Harry Dent died on Sept. 28. He was 77. If you don’t recognize the name, that’s understandable. Yet few people did more than Dent to usher the era of Republican dominance into South Carolina — and by extension, the South.
Today, the late Gov. Carroll Campbell and his flamboyant, self-promoting sidekick Lee Atwater get most of the credit for building the Republican Party in the Palmetto State, but before Campbell and Atwater, there was Dent. Probably no one more personified the nexus of race, religion, and Republicanism than the quiet, behind-the-scenes operator from Calhoun County. Anyone who doubts that the modern Republican Party is built on a foundation of racism should study his life and career.
Dent joined the staff of newly elected Sen. Strom Thurmond in 1955, only seven years after Thurmond had run for president on the Dixiecrat ticket, establishing himself as the nation’s foremost segregationist. Within a year he was chief of staff.
In 1964, the national Democrats, led by President Lyndon Johnson, passed the Civil Rights Act, inflaming white Southerners and giving the Republicans the chance they had been looking for to break into the old Democratic South. More than anyone else, it was Dent who whispered into Thurmond’s ear and said it was time to switch parties and become a Republican. That year Thurmond and Dent campaigned for Barry Goldwater, the GOP presidential candidate, using the code words of “states’ rights” to denounce civil rights legislation and the federal government in terms white southerners could understand without using the N-word. Goldwater carried S.C. and four other southern states that year, and the Republican Party has ruled the South ever since.
In 1966, Dent worked hard in the off-year campaigns for state Republican candidates, helping to elect 26 of them to the General Assembly. It would take three more decades, but the GOP was on its way to taking control of the state legislature.
At the Republican national convention in Miami in 1968, Dent and Thurmond held the line on Southern delegates who wanted to bolt to Ronald Reagan, thus assuring that Richard Nixon received the nomination. In the general election, Dent and Thurmond worked hard to get white Southerners to support Nixon, rather than the third-party insurgency of segregationist George Wallace. In this campaign Dent became the architect of what was known as Nixon’s “Southern strategy,” whereby he reassured white Southerners that, as president, he would go slow on civil rights issues, including school bussing. The strategy worked; Wallace carried five Deep South states, but most of the region held firm for Nixon, giving him the narrowest of margins over Hubert H. Humphrey.
In its notice on the death of Harry Dent, The New York Times wrote of his Southern strategy that, “Its detractors call it racism cloaked in code words like ‘law and order’…. In any event, the strategy was credited with the Nixon victory.”
After the election, Dent was rewarded with a position on the White House staff. There he met evangelist Billy Graham, who requested that he inaugurate a White House prayer breakfast. Dent complied, and the tradition continues nearly 40 years later, a precursor to the rampant religiosity which has suffused Washington politics in recent years.

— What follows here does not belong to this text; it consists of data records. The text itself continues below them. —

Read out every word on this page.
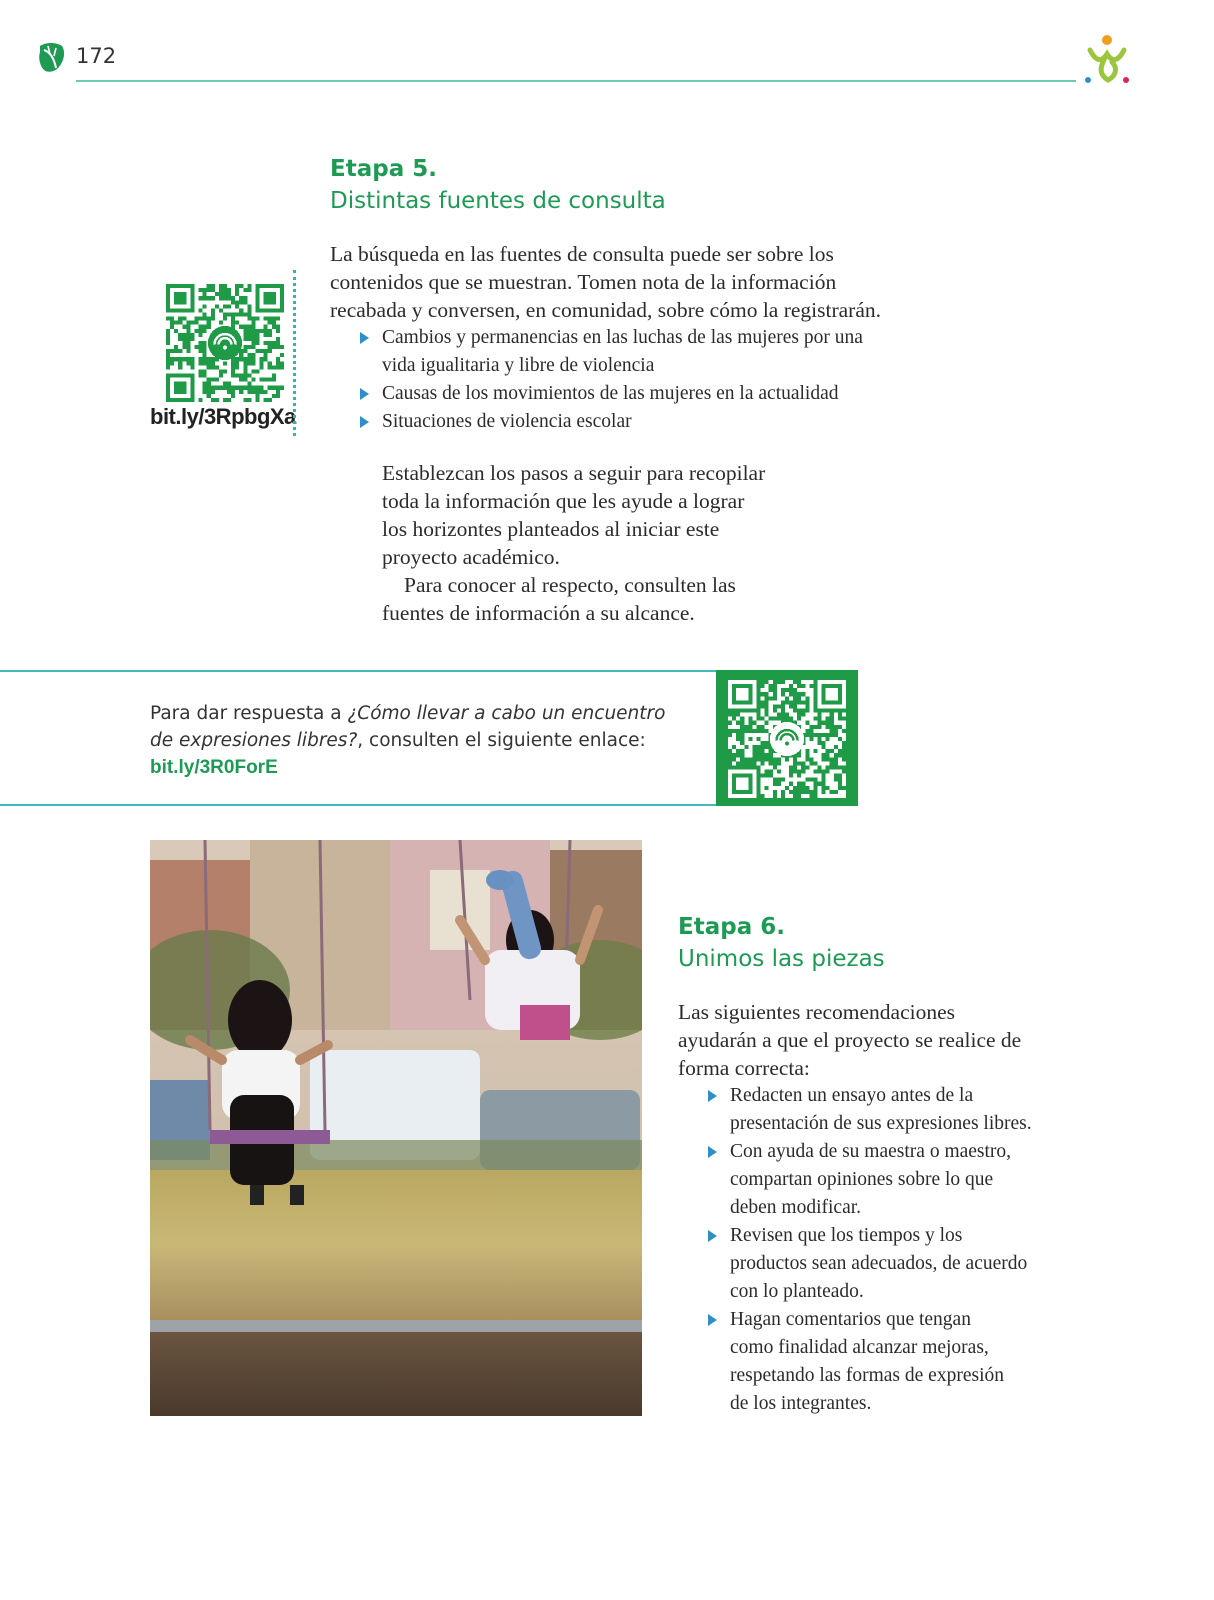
172
Etapa 5.
Distintas fuentes de consulta
La búsqueda en las fuentes de consulta puede ser sobre los
contenidos que se muestran. Tomen nota de la información
recabada y conversen, en comunidad, sobre cómo la registrarán.
Cambios y permanencias en las luchas de las mujeres por una
vida igualitaria y libre de violencia
Causas de los movimientos de las mujeres en la actualidad
Situaciones de violencia escolar
Establezcan los pasos a seguir para recopilar
toda la información que les ayude a lograr
los horizontes planteados al iniciar este
proyecto académico.
Para conocer al respecto, consulten las
fuentes de información a su alcance.
bit.ly/3RpbgXa
Para dar respuesta a ¿Cómo llevar a cabo un encuentro
de expresiones libres?, consulten el siguiente enlace:
bit.ly/3R0ForE
Etapa 6.
Unimos las piezas
Las siguientes recomendaciones
ayudarán a que el proyecto se realice de
forma correcta:
Redacten un ensayo antes de la
presentación de sus expresiones libres.
Con ayuda de su maestra o maestro,
compartan opiniones sobre lo que
deben modificar.
Revisen que los tiempos y los
productos sean adecuados, de acuerdo
con lo planteado.
Hagan comentarios que tengan
como finalidad alcanzar mejoras,
respetando las formas de expresión
de los integrantes.
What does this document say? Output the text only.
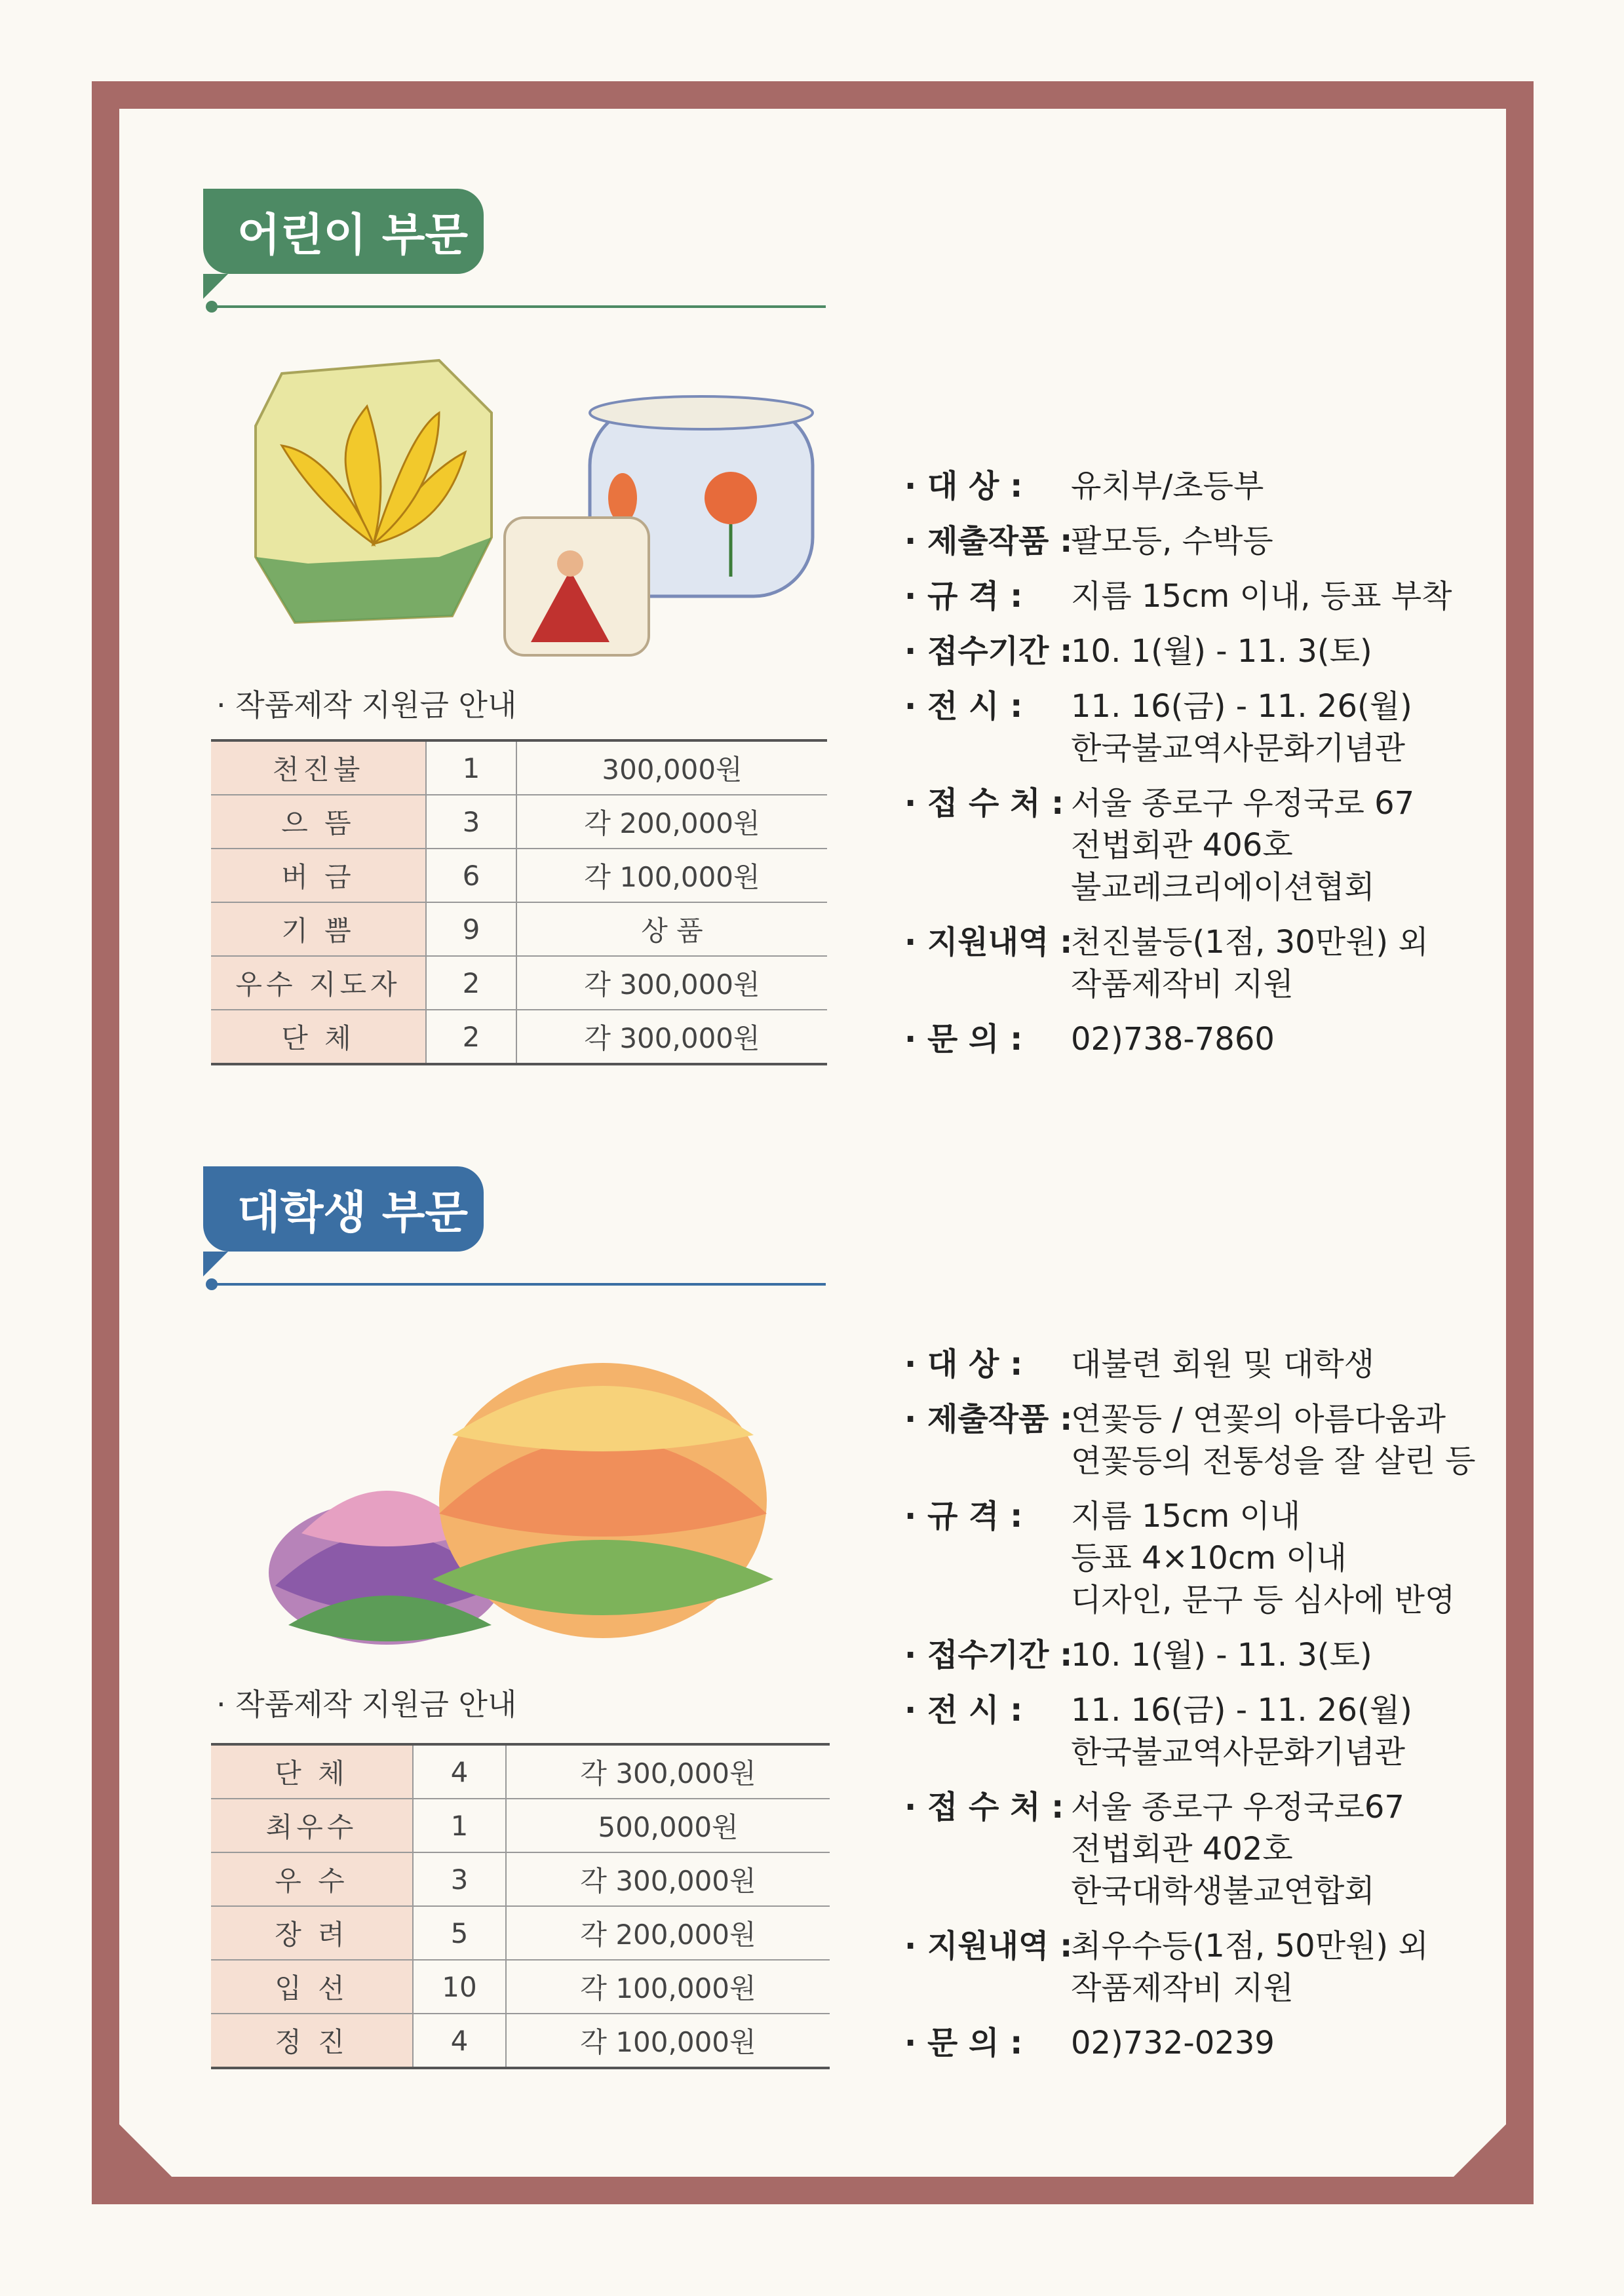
어린이 부문
· 작품제작 지원금 안내
천진불	1	300,000원
으 뜸	3	각 200,000원
버 금	6	각 100,000원
기 쁨	9	상 품
우수 지도자	2	각 300,000원
단 체	2	각 300,000원
· 대 상 : 유치부/초등부
· 제출작품 :
팔모등, 수박등
· 규 격 : 지름 15cm 이내, 등표 부착
· 접수기간 :
10. 1(월) - 11. 3(토)
· 전 시 : 11. 16(금) - 11. 26(월)
한국불교역사문화기념관
· 접 수 처 : 서울 종로구 우정국로 67
전법회관 406호
불교레크리에이션협회
· 지원내역 :
천진불등(1점, 30만원) 외
작품제작비 지원
· 문 의 : 02)738-7860
대학생 부문
· 작품제작 지원금 안내
단 체	4	각 300,000원
최우수	1	500,000원
우 수	3	각 300,000원
장 려	5	각 200,000원
입 선	10	각 100,000원
정 진	4	각 100,000원
· 대 상 : 대불련 회원 및 대학생
· 제출작품 :
연꽃등 / 연꽃의 아름다움과
연꽃등의 전통성을 잘 살린 등
· 규 격 : 지름 15cm 이내
등표 4×10cm 이내
디자인, 문구 등 심사에 반영
· 접수기간 :
10. 1(월) - 11. 3(토)
· 전 시 : 11. 16(금) - 11. 26(월)
한국불교역사문화기념관
· 접 수 처 : 서울 종로구 우정국로67
전법회관 402호
한국대학생불교연합회
· 지원내역 :
최우수등(1점, 50만원) 외
작품제작비 지원
· 문 의 : 02)732-0239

In his last years, Dent walked away from politics and went into full-time evangelism, working closely with the Billy Graham Crusade and serving a hitch as a missionary to Romania.
As a reporter for The State newspaper, I met him a couple of times in that period. I think Dent took his religion seriously — certainly more seriously than most politicians, but it should be said that he helped open the gates of the modern GOP to the Christofascists who have grown so powerful in that party today. Likewise, I don’t think he was a racist, but he pandered to them and gave them cover and respectability. That’s an ugly legacy, but one which he shares with the other giants of the state Republican pantheon — Strom Thurmond, Carroll Campbell, and Lee Atwater.
In the final analysis, generations of political opportunists like Dent have held the South back, have kept it stuck with two wheels in the ditch and its soul in purgatory. When the South needed moral leaders to confront its segregationist past, it got fixers and operators like Dent, who helped preserve and justify that segregation.
Harry Dent used to say that he just wanted to make South Carolina into a two-party state. The irony, of course, is that it is as much a one-party state today as it was a half-century ago. And that same party runs the state today — the White People’s Party. Ultimately, Dent will be remembered for his role in helping that party change its name from Democratic to Republican.